That invention is surprisingly recent: Epstein traces its origins to the discovery of massive diamond mines in South Africa in the late 19th century, which for the first time flooded world markets with diamonds. The British businessmen operating the South African mines recognized that only by maintaining the fiction that diamonds were scarce and inherently valuable could they protect their investments and buoy diamond prices. They did so by launching a South Africa–based cartel, De Beers Consolidated Mines, Ltd. (now De Beers), in 1888, and meticulously extending the company's control over all facets of the diamond trade in the ensuing decades.
Most remarkably, De Beers manipulated not just supply but demand. In 1938, amid the ravages of the Depression and the rumblings of war, Harry Oppenheimer, the De Beers founder's son, recruited the New York–based ad agency N.W. Ayer to burnish the image of diamonds in the United States, where the practice of giving diamond engagement rings had been unevenly gaining traction for years, but where the diamonds sold were increasingly small and low-quality.
Meanwhile, the price of diamonds was falling around the world. The folks at Ayer set out to persuade young men that diamonds (and only diamonds) were synonymous with romance, and that the measure of a man's love (and even his personal and professional success) was directly proportional to the size and quality of the diamond he purchased.

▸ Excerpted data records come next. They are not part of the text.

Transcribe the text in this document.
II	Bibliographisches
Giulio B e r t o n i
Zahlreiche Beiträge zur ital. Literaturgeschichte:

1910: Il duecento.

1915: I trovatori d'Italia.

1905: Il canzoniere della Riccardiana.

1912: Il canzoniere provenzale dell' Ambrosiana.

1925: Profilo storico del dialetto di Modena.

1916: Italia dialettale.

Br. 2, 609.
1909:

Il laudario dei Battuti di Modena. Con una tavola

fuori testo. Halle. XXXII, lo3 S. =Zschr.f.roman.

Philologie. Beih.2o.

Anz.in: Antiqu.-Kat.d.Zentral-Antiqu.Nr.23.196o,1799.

Young women, in turn, had to be convinced that courtship concluded, invariably, in a diamond.
Ayer insinuated these messages into the nooks and crannies of popular culture. It marketed an idea, not a diamond or brand:
Movie idols, the paragons of romance for the mass audience, would be given diamonds to use as their symbols of indestructible love. In addition, the agency suggested offering stories and society photographs to selected magazines and newspapers which would reinforce the link between diamonds and romance. Stories would stress the size of diamonds that celebrities presented to their loved ones, and photographs would conspicuously show the glittering stone on the hand of a well-known woman. Fashion designers would talk on radio programs about the "trend towards diamonds" that Ayer planned to start. ...
In its 1947 strategy plan, the advertising agency ... outlined a subtle program that included arranging for lecturers to visit high schools across the country. "All of these lectures revolve around the diamond engagement ring, and are reaching thousands of girls in their assemblies, classes and informal meetings in our leading educational institutions," the agency explained in a memorandum to De Beers. The agency had organized, in 1946, a weekly service called "Hollywood Personalities," which provided 125 leading newspapers with descriptions of the diamonds worn by movie stars. ... In 1947, the agency commissioned a series of portraits of "engaged socialites." The idea was to create prestigious "role models" for the poorer middle-class wage-earners. The advertising agency explained, in its 1948 strategy paper, "We spread the word of diamonds worn by stars of screen and stage, by wives and daughters of political leaders, by any woman who can make the grocer's wife and the mechanic's sweetheart say 'I wish I had what she has.'"
In the late 1940s, just before my grandfather started hunting for his diamond ring, an Ayer copywriter conceived of the slogan that De Beers has used ever since: "A Diamond Is Forever." "Even though diamonds can in fact be shattered, chipped, discolored, or incinerated to ash, the concept of eternity perfectly captured the magical qualities that the advertising agency wanted to attribute to diamonds," Epstein writes. A diamond that's forever promises endless romance and companionship. But a forever diamond is also one that's not resold. Resold diamonds (and it's maddeningly hard to resell them, as Epstein's article details) cause fluctuations in diamond prices, which undermine public confidence in the intrinsic value of diamonds. Diamonds that are stowed away in safe-deposit boxes, or bequeathed to grandchildren, don't.